Emile Zola pensait avoir rempli « la case réservée pour l'étude de l'au-delà » avec son Rêve mais à l'au-delà religieux et inaccessible auquel on pense spontanément, l'écrivain nous propose un imaginaire sacré et merveilleux qui relève plutôt de l'ici-maintenant du fantasme.


Tout commence avec la lecture de la Légende dorée de Jacques de Voragine. Ce livre, consacré aux saints de la tradition chrétienne, est la source de l'émerveillement enfantin d'Angélique, recueillie par des parents adoptifs après une nuit de souffrances glaciales. Les motifs traditionnels des descriptions zoliennes s'égrainent cette fois sur le mode de la découverte intérieure. Les saints, les diables et les miracles deviennent les déclinaisons de modes d'émerveillement ; les symboles sacrés se drapent de tissus et de couleurs sans cesse redécouverts dans la répétition du travail quotidien de la broderie.
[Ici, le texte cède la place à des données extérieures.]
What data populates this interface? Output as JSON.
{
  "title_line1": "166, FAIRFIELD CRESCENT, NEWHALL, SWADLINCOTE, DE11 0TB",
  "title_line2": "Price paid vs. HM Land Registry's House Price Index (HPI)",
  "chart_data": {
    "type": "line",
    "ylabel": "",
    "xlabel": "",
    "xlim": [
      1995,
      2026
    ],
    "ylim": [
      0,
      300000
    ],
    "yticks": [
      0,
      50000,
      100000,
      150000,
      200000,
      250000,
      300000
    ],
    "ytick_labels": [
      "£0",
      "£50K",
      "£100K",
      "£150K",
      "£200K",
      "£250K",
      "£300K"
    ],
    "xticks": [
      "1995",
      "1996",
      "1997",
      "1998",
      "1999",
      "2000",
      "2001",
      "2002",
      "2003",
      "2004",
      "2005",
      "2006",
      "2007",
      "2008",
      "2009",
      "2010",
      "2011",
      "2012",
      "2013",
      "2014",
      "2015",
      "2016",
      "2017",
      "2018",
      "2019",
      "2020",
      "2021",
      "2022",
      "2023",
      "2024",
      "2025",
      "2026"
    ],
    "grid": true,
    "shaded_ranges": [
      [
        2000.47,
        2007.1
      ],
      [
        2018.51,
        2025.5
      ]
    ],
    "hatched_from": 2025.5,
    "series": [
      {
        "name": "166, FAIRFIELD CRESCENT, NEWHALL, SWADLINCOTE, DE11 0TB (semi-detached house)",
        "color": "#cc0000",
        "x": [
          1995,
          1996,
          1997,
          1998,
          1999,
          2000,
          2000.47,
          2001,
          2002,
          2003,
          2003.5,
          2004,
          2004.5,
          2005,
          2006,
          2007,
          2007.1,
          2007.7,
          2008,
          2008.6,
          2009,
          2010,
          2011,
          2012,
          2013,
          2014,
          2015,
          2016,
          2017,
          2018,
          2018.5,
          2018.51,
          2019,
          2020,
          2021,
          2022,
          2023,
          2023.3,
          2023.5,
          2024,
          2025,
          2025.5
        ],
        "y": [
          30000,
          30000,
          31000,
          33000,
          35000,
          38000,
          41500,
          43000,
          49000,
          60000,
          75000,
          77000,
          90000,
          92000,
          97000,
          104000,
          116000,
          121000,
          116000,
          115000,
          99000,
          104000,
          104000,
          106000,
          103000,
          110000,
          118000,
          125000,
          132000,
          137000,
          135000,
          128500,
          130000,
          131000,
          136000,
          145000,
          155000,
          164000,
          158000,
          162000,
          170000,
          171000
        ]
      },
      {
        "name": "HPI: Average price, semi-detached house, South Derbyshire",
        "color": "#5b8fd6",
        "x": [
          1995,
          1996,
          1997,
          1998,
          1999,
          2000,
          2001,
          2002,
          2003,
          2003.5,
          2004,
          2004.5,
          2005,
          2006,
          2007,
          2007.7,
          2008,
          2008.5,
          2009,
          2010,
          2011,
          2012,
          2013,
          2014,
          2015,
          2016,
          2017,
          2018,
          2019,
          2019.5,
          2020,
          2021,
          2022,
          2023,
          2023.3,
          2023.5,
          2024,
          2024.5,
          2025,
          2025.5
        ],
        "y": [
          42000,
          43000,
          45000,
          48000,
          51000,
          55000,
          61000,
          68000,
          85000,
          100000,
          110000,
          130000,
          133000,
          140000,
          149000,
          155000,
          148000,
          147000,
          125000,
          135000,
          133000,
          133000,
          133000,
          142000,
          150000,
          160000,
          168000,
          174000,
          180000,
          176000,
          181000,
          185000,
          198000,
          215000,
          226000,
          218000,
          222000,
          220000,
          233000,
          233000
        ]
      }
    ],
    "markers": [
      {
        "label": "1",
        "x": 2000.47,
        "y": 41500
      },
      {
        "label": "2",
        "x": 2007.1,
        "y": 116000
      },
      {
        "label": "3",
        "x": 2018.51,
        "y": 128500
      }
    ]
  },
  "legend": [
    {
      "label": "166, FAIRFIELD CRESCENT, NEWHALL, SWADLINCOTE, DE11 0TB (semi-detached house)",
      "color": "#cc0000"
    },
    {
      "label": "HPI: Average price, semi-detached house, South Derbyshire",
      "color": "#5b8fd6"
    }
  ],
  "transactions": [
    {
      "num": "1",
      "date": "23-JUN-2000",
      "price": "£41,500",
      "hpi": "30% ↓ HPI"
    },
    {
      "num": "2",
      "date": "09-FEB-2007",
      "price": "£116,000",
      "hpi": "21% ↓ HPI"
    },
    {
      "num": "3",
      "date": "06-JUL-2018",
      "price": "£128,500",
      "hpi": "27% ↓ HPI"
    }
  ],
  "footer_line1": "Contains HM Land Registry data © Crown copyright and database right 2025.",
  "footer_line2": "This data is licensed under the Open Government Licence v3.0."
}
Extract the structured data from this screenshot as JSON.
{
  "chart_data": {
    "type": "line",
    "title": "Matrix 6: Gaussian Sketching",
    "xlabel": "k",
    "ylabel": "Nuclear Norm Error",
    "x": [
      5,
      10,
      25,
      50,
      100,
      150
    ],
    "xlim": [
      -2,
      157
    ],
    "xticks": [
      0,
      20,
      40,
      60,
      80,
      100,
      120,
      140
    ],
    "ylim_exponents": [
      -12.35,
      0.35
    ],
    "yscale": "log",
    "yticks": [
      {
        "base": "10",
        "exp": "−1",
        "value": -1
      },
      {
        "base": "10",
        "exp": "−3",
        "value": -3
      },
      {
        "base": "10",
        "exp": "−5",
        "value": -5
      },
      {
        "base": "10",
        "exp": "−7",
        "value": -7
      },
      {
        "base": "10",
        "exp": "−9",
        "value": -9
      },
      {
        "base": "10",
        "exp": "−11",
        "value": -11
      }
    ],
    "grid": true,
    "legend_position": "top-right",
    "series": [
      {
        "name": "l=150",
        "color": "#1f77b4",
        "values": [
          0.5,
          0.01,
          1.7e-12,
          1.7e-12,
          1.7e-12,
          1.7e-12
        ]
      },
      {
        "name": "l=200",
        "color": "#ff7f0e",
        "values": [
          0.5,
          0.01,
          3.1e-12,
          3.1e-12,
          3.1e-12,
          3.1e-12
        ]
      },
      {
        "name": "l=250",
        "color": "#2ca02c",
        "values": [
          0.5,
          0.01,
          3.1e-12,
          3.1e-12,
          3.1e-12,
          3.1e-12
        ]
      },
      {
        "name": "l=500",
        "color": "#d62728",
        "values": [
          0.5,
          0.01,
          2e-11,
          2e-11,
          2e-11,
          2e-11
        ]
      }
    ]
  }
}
Dans son univers clos, Angélique confond le rêve et la réalité. Pour quelle raison les miracles de la Légende dorée ne se produiraient-ils plus ? Innocente dans sa conception de l'amour, elle ne rêve plus que de rencontrer l'image pure et idéale, presque christique, de celui qui l'aimera et qui se dévoilera à elle sans se présenter, au-delà de la superfluité des mots et des usages.


Le Rêve ne se brise pas à cause de la naïveté d'une enfant insouciante. Emile Zola s'attaque presque à la volonté toujours trop pragmatique d'adultes qui se vouent à la réalité comme à un refuge contre leurs fantasmes. le rêve échoue à cause de la réalité, sa faillite tient tout entière dans le manque de foi.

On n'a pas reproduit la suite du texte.